DAP vice-president Tunku Abdul Aziz parachuted into the party only not too long ago — in August 2008. However, his “plea for sanity over Perak DAP crisis” is astute, and polished writer that he is, Tunku Aziz is possibly the right individual with enough stature to make this all-too-necessary call.

He writes mighty fine English but to translate into Manglish for our readership, what Tunku is saying is don’t air dirty laundry in public, takut-takut nanti DAP loses some votes and the public loses some confidence in the party, and then aiyoyo, cannot reach Putrajaya lah.

He talks about “party values and principles”, yadda, yadda, yadda, but this line at least resonates even with non-party members: “… the reputation of the DAP which has earned for itself, over the years in the face of great odds, enormous goodwill and credibility”. True.
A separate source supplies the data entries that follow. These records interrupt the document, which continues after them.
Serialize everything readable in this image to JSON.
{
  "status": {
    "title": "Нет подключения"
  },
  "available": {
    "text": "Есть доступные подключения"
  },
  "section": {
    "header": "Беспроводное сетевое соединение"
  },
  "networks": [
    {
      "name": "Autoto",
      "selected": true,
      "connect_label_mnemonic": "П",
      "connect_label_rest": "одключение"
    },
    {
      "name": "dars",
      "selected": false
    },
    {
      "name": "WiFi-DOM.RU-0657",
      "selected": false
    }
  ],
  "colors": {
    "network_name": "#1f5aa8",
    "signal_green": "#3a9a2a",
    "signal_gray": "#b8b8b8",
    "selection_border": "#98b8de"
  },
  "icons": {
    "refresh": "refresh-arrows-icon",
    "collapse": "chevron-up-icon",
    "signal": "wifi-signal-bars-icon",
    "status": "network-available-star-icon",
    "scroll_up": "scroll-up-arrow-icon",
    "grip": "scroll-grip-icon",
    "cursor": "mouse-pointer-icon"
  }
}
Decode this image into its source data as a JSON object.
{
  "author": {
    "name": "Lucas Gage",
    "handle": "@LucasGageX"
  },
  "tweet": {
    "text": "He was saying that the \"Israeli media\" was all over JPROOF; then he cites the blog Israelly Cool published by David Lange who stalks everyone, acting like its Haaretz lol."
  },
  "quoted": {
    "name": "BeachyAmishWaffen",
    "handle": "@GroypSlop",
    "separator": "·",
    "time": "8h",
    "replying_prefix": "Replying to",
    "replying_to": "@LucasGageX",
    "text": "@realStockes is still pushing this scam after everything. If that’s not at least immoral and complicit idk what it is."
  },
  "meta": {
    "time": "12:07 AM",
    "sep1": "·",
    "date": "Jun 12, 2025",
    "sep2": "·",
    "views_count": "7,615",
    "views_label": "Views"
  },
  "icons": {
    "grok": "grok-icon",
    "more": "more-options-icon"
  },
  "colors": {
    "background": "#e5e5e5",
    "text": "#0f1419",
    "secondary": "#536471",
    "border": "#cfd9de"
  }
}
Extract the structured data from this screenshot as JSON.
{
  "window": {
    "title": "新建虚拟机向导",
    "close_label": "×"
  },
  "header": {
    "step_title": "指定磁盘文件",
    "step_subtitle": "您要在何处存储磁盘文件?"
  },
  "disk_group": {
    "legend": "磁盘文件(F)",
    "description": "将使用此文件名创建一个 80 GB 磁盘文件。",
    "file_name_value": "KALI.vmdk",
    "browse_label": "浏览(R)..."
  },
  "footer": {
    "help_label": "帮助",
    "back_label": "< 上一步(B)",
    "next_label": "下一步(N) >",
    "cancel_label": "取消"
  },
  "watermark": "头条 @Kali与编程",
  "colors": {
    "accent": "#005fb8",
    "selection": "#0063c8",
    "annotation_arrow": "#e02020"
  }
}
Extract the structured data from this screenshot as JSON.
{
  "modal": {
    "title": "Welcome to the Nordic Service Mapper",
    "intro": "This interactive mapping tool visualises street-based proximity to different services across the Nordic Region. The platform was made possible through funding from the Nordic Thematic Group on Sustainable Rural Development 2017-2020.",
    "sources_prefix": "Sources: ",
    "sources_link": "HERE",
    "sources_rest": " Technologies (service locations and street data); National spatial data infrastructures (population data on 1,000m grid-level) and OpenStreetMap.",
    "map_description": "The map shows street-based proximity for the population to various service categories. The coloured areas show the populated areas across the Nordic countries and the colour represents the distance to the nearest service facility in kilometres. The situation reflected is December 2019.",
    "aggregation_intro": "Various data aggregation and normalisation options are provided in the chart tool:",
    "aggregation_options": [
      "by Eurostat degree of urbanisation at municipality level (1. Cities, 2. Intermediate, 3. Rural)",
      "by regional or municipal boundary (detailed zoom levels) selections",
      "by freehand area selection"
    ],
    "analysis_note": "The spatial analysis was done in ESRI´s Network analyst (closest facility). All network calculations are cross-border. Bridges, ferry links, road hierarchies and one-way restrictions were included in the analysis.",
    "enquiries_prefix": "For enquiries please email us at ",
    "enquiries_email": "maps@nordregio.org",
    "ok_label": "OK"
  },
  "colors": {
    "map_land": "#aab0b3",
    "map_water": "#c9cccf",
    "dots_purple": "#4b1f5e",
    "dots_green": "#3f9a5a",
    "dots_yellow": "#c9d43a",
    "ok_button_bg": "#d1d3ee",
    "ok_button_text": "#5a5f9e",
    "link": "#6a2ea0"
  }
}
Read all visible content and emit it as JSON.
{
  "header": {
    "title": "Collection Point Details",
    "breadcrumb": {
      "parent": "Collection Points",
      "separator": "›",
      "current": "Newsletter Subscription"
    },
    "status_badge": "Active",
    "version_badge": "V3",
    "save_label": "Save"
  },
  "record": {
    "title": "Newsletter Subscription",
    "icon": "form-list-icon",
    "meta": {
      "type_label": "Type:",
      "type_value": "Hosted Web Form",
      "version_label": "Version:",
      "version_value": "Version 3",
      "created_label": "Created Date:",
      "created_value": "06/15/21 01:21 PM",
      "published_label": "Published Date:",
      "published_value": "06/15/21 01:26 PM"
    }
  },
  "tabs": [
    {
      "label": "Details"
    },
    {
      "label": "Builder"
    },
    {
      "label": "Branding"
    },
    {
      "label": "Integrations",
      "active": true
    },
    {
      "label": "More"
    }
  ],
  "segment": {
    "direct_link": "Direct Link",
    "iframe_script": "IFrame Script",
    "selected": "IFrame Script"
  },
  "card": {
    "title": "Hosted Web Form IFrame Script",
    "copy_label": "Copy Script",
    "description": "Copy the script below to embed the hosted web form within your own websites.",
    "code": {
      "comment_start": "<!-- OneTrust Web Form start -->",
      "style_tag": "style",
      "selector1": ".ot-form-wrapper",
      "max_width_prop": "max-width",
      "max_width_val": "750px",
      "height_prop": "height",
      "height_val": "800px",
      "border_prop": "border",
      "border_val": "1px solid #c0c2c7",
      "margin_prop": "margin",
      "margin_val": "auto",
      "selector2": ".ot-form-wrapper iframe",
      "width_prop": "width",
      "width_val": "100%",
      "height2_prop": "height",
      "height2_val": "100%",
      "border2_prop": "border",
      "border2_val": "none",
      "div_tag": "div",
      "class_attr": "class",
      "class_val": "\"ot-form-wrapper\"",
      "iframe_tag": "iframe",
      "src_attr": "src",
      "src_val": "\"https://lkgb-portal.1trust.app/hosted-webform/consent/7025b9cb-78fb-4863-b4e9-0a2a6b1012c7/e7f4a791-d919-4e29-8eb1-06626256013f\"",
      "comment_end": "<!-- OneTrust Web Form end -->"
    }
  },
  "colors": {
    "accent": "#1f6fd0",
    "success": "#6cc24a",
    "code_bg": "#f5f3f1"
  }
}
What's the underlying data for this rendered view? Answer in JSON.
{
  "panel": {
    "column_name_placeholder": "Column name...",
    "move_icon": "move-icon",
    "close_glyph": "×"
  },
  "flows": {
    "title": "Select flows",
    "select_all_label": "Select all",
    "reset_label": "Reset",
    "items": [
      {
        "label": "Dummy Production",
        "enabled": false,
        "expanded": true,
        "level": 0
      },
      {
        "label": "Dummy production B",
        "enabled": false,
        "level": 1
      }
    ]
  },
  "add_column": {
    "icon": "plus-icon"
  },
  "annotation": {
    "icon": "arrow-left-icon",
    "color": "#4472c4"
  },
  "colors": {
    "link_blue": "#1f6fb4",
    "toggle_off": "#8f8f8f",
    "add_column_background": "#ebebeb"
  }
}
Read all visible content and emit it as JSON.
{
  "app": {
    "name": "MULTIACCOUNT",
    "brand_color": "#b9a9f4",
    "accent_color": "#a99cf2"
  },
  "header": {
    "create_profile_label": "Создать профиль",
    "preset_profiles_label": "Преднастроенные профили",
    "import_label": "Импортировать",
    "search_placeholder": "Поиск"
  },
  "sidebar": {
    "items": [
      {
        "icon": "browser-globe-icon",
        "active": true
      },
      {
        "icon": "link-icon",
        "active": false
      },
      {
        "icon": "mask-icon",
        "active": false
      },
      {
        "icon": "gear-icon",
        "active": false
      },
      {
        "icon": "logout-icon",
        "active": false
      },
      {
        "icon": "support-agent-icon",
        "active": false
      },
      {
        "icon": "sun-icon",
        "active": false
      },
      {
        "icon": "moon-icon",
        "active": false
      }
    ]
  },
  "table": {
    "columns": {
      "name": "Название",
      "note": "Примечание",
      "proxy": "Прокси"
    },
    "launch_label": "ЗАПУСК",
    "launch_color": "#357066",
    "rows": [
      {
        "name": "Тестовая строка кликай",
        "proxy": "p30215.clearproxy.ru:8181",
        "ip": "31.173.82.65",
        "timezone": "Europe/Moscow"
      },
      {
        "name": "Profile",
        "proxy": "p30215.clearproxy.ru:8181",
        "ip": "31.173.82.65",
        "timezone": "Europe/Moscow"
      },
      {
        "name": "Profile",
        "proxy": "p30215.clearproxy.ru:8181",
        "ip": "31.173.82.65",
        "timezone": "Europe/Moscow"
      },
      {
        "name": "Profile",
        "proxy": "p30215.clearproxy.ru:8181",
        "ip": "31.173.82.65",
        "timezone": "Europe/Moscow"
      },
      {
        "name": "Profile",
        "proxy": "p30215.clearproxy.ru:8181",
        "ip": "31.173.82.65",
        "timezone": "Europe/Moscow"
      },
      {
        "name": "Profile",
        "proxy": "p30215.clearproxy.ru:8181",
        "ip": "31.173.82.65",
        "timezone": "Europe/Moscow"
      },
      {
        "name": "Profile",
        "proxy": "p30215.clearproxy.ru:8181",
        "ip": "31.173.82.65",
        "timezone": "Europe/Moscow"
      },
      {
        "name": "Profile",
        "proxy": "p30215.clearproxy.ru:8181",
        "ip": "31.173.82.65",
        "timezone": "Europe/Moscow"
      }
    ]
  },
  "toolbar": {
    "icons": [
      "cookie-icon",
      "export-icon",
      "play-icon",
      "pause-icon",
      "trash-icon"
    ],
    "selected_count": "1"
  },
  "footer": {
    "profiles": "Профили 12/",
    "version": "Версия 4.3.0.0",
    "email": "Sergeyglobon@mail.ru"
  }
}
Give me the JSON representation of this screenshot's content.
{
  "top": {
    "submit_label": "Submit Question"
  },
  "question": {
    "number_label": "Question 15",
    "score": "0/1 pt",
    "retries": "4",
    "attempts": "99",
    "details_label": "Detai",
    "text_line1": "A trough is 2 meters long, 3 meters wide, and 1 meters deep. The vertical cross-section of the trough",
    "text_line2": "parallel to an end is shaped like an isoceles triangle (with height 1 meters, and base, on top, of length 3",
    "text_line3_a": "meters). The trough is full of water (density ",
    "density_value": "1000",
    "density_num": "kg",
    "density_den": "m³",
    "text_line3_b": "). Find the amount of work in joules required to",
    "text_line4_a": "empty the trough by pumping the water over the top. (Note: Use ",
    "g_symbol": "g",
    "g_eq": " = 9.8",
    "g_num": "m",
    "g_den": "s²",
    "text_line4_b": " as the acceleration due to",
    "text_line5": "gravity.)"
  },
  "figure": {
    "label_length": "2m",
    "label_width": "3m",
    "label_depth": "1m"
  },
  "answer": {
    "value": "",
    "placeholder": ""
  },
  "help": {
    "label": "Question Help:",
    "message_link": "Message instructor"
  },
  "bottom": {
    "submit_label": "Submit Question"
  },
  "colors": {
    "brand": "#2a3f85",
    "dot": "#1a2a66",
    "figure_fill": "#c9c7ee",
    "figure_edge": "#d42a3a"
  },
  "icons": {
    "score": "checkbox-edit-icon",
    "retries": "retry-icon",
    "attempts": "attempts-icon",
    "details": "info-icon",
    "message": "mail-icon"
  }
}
The next line rings even more true: “Do you think it fair to put all the hard work and personal sacrifices of thousands of party members at risk to satisfy your craving for personal glory and power?”

Tunku is directing his reprimand at — although it’s not openly mentioned — the Perak DAP No.1 and No.2 (Ngeh and Kula respectively) one would assume under the circumstances, and some young cikus in the DAP holding foreign degrees who think they’re better and brighter than the old coots.

However, Tunku’s reminder should be taken more broadly and we have one or two others in mind who fit the bill of going overboard “to satisfy [their] craving for personal glory and power”.

One thing though we have to say about the old DAP: it was a secular, socialist party — but will it stay that way? — which had its feet on the ground and ear to public sentiments.

Its party newsletter Rocket carries its list of MPs and Aduns, and their e-mail addresses and telephone numbers so that these wakil rakyat can be contacted. Nice touch, and a decent thing to do really.

PAS newsletter Harakah is more frequent in print and has more pages (content) than Rocket. It’s also more current. The PKR newsletter Suara Keadilan has been bobbing up and down in standards, the party Communications Head portfolio overlapping and changing, and the SK editors changing too.

Strange that the Umno newsletter is not well known, or is Suara Perkasa set to play the replacement role?

Be that as it may, Utusan is more than enough to fiddle for Umno and as our previous Top 10 media listing shows, the Malay broadsheet’s online version is widely read too, as is Harakah Online.

DAP both in print and in cyberspace has not made its presence felt in info dissemination. It should buck up lest public perception of the party becomes even more negative from reading MSM without getting DAP’s side of the story.